Em dezembro de 2019, o McDonald’s Saint-Barthélemy, em Marselha, França – fechado desde 2018 – teve sua liquidação judicial decretada. Com a pandemia, todas as instituições de caridade e ajuda social foram fechadas, deixando as pessoas desamparadas, independentemente de sua situação legal. O McDonald’s foi, então, transformado em um banco de alimentos e passou a nutrir mais de 2.000 famílias por semana. O objetivo dos ex-funcionários, liderados por Kamel Guemari e Fati Bouarua, foi alcançado: convertê-lo em um restaurante social servindo refeições baseadas na renda dos clientes, pois quando o primeiro lockdown começou, as pessoas na região estavam mais preocupadas com a fome do que com a Covid. Atualmente, o projeto evoluiu para dar espaço a uma Sociedade Cooperativa de Interesse Coletivo, criando empregos e apoiando os mais necessitados.
“Não há nada mais perigoso que o capitalismo – é insaciável”, diz Bouarua, um ativista apaixonado de origem argelina que cresceu em Marselha. Ele descreve com entusiasmo a visão de transformar o espaço em um novo restaurante socialista radical para servir a comunidade empobrecida. O projeto é um símbolo de resistência e esperança em um dos bairros mais negligenciados da cidade, buscando criar um modelo sustentável e inclusivo de alimentação.
Tendo passado a vida trabalhando em causas sociais e organizando voluntários, Bouarua vê o simbolismo poderoso de requisitar um drive-in de fast food multinacional para alimentar milhares de famílias semanalmente. Além de aliviar o desemprego, é um lugar digno para comer fora. Com a ajuda de uma campanha poderosa nas redes sociais, Bouarua, seu colega Guemari e os outros funcionários arrecadaram fundos para transformar o McDonald’s fechado em um banco de alimentos.

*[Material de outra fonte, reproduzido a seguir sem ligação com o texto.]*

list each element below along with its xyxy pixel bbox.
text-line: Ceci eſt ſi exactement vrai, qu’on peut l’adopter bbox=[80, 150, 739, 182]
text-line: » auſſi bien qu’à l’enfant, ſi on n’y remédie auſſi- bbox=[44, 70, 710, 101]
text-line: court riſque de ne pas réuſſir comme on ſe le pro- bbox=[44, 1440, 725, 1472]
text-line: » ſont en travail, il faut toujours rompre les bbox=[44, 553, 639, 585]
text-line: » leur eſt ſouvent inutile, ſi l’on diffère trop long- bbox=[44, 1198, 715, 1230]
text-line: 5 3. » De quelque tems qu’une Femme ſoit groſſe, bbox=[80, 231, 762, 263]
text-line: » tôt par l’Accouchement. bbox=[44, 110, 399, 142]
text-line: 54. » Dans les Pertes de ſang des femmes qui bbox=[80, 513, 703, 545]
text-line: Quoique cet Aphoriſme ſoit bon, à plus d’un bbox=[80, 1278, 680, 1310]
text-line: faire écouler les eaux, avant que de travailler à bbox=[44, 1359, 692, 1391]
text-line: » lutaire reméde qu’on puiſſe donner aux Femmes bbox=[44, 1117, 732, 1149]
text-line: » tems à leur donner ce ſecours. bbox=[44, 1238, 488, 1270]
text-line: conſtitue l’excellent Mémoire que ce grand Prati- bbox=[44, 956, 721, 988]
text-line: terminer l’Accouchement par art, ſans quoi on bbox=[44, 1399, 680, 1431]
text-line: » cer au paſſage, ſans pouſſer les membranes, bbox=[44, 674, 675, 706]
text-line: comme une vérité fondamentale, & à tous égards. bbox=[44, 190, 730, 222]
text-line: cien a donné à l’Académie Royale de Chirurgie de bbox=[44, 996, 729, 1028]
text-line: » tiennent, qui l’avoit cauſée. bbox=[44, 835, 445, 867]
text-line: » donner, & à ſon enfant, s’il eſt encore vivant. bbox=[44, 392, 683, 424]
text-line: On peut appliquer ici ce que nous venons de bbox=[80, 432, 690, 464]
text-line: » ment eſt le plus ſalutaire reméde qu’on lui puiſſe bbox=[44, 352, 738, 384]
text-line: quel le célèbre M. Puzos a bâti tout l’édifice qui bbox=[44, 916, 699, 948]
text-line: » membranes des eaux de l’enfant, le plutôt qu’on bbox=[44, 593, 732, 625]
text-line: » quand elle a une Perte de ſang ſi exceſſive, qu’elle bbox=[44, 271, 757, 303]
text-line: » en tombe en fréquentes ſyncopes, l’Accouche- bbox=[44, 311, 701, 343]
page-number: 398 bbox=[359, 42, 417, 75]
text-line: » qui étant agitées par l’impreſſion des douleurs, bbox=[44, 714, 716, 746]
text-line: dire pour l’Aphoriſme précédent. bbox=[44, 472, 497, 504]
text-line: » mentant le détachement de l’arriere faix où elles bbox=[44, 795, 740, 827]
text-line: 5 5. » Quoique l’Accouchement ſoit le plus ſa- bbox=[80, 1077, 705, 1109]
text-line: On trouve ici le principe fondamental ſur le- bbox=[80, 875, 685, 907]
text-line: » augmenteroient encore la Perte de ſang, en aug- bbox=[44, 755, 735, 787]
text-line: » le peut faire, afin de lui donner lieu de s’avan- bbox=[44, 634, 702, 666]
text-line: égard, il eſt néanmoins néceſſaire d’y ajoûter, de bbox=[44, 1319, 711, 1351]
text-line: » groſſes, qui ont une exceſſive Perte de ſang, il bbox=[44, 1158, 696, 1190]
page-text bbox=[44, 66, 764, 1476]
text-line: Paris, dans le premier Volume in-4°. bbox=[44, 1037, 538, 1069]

A filial de McDonald’s em questão foi a primeira construída nos subúrbios pobres ao redor das grandes cidades francesas, entre os bairros predominantemente muçulmanos de Saint-Marthe e Saint-Barthélémy. Aberto em 1992 com apoio governamental, o restaurante oferecera emprego a 77 moradores locais com contratos longos e protegidos.
O letreiro foi modificado para “L’Après M”, e o espaço se tornou um centro de ajuda comunitária, com agricultores doando produtos e lojas oferecendo alimentos. Nas primeiras cinco semanas mais de 100.000 pessoas receberam cestas de alimentos. “Estamos a caminho de 50.000 pessoas doando €25 cada”, diz Bouarua.
O Village des Initiatives d’Entraide (V.I.E) é uma extensão do projeto, com bangalôs e contêineres no estacionamento funcionando como uma plataforma logística para distribuição de alimentos. O V.I.E realiza várias ações solidárias, como o U.B.E.R Solidaire e a criação de um jardim urbano.
O projeto também inclui uma cozinha coletiva para apoiar os cozinheiros voluntários e uma plataforma de transformação de resíduos, equipada com biodigestores e uma conserva popular, que conscientiza sobre a proteção ambiental e o combate ao desperdício. Um polo administrativo promoverá o compartilhamento de conhecimento, acesso a direitos e educação popular, além de fomentar a inserção e formação profissional. O exemplo do L’Après M é potente e inspirador: um dos símbolos máximos do capitalismo (uma filial do McDonald’s) dando lugar a uma grande iniciativa socialista.